Sen. Kirsten Gillibrand on Friday said the US Senate should not vote on a new FBI director until either Congress or the Department of Justice appoints a special prosecutor to lead an investigation into President Donald Trump's potential ties to Russia during the 2016 campaign.
Speaking at the Common Good forum in New York City, Gillibrand argued that Trump has "tried to undermine the basic institutions of our democracy," by firing former FBI Director James Comey earlier this week, saying Trump was further politicizing the department.
"I believe that we should not actually vote on an FBI Director replacement until there is a special prosecutor," said Gillibrand, the senator from New York. "I think it's really important. Because what is happening is a subversion of justice."
The Democratic senator also urged Republicans to "join in calling for an independent prosecutor in Trump campaign's connections with Russia."
Since Comey's departure on Tuesday, Democrats across the board have urged Republicans leaders to appoint a special prosecutor, arguing Trump's firing was linked to Comey's widening probe of Trump's campaign, and dubbing the move Nixonian.
House Speaker Paul Ryan and Senate Majority Leader Mitch McConnell have demurred against such a move, saying they had confidence in ongoing investigations within the FBI and House and Senate committees.
"I think the intelligence committees are the ones that should do this, because, don’t forget that the methods and sources of our intelligence gathering are also at play here, and we have to be very sensitive so that we don’t compromise that information as well," Ryan told Fox News this week, referencing Trump's complaints about leaks of information from law enforcement and intelligence agencies.
Gillibrand, seen by some Democrats as a rising star, has emerged as one of the most outspoken Senate opponents to Trump's agenda.
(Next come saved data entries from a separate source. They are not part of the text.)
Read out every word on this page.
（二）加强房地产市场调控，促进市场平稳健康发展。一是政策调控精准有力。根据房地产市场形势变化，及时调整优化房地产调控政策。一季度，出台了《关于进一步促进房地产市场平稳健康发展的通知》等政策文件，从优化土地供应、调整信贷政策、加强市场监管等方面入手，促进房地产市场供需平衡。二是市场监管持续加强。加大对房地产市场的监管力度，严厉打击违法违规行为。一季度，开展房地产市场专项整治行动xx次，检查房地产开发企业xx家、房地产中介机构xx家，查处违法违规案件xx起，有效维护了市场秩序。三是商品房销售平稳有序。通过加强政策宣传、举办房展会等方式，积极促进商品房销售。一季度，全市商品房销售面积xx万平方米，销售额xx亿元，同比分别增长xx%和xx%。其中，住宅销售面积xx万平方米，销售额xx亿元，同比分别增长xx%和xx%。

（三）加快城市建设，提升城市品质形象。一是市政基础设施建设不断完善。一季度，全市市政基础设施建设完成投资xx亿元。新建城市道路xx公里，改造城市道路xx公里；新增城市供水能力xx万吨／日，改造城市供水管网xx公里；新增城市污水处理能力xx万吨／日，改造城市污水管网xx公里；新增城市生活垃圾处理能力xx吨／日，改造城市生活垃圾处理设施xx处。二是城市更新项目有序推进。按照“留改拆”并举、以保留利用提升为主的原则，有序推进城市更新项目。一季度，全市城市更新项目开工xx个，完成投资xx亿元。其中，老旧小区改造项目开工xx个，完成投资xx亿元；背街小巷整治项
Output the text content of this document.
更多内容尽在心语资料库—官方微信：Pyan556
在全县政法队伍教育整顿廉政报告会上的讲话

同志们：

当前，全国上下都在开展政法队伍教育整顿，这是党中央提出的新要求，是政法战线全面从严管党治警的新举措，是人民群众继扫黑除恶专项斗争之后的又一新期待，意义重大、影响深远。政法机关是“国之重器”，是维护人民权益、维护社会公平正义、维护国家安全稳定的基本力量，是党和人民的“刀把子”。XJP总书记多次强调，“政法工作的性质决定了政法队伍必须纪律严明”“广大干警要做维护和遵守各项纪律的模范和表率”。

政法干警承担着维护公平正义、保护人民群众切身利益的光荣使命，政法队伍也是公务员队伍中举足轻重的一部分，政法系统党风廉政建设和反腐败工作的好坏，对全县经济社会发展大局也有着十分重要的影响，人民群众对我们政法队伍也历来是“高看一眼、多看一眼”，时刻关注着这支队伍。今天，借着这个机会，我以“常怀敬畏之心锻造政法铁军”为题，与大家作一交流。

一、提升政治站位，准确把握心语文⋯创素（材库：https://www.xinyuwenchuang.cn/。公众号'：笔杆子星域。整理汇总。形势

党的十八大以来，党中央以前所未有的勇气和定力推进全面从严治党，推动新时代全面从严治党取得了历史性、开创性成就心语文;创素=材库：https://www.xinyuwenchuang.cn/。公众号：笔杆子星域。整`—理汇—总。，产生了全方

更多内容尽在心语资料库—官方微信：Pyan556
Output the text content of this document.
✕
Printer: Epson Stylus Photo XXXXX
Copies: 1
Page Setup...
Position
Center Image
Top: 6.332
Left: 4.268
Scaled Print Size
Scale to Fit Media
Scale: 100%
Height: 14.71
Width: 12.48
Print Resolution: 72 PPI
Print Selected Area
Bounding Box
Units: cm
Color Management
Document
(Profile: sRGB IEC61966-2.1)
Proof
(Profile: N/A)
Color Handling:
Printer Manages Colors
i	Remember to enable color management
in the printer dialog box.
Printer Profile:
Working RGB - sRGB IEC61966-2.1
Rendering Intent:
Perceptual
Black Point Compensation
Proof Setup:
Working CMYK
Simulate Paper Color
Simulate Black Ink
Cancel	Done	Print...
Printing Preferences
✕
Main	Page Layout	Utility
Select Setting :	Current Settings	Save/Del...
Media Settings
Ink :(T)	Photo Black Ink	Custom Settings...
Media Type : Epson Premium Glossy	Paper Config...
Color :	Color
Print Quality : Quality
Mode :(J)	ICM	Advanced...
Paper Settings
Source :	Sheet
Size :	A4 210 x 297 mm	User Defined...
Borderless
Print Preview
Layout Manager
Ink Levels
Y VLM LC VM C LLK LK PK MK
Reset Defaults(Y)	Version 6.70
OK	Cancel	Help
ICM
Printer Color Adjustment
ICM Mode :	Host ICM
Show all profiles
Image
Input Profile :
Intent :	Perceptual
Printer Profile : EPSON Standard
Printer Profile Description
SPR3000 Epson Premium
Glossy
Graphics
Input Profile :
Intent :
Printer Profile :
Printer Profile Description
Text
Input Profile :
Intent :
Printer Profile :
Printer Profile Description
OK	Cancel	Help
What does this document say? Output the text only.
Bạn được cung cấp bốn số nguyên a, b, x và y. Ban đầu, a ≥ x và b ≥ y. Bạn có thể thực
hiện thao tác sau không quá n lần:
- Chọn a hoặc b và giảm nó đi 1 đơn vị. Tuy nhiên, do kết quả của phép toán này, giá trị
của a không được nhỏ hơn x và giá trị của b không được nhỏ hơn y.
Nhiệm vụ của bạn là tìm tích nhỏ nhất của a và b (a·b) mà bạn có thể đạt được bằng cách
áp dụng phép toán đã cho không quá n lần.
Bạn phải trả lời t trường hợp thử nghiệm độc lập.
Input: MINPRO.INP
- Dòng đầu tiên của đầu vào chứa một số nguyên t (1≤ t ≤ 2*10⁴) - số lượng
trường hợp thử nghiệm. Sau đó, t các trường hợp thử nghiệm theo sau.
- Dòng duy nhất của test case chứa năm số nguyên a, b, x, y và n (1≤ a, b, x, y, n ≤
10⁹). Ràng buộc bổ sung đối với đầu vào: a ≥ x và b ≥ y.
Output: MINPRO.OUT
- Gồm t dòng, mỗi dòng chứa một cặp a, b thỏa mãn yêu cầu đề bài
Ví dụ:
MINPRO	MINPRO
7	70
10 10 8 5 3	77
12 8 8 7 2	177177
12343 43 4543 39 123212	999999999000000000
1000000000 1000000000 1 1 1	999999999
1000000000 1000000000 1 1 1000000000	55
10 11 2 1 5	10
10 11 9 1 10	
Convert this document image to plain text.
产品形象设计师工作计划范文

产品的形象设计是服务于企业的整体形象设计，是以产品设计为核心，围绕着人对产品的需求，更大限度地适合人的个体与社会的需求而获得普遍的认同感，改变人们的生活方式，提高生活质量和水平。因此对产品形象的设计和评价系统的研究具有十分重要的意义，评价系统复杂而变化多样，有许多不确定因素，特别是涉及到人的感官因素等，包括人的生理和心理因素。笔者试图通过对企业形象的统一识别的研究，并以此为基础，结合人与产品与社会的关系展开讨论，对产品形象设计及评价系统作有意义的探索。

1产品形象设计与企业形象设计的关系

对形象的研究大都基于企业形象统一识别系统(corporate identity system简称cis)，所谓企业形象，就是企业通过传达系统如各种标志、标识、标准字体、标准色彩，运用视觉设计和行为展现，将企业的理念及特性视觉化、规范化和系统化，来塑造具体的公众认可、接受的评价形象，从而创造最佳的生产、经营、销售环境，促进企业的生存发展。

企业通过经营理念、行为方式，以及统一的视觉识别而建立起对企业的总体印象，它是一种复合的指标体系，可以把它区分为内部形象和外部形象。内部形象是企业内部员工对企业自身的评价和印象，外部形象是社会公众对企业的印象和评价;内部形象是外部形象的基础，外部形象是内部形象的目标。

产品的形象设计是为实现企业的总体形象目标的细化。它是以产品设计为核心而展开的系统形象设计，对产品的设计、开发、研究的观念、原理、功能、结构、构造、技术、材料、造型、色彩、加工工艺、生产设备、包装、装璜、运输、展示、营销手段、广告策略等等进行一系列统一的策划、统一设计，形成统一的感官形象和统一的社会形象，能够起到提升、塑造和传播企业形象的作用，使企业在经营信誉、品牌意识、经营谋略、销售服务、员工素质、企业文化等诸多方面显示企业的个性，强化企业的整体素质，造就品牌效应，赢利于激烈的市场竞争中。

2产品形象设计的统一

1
Long viewed as a center-leaning Democrat, she voted against 20 Trump administration nominees, more than any other Senate Democrat.
Despite broad speculation about a potential 2020 presidential bid, Gillibrand said earlier this month that she was focused on her 2018 Senate reelection.
"I’m focused entirely on running for Senate, so yes, I’m ruling it out," she told reporters last week when asked about a 2020 presidential bid.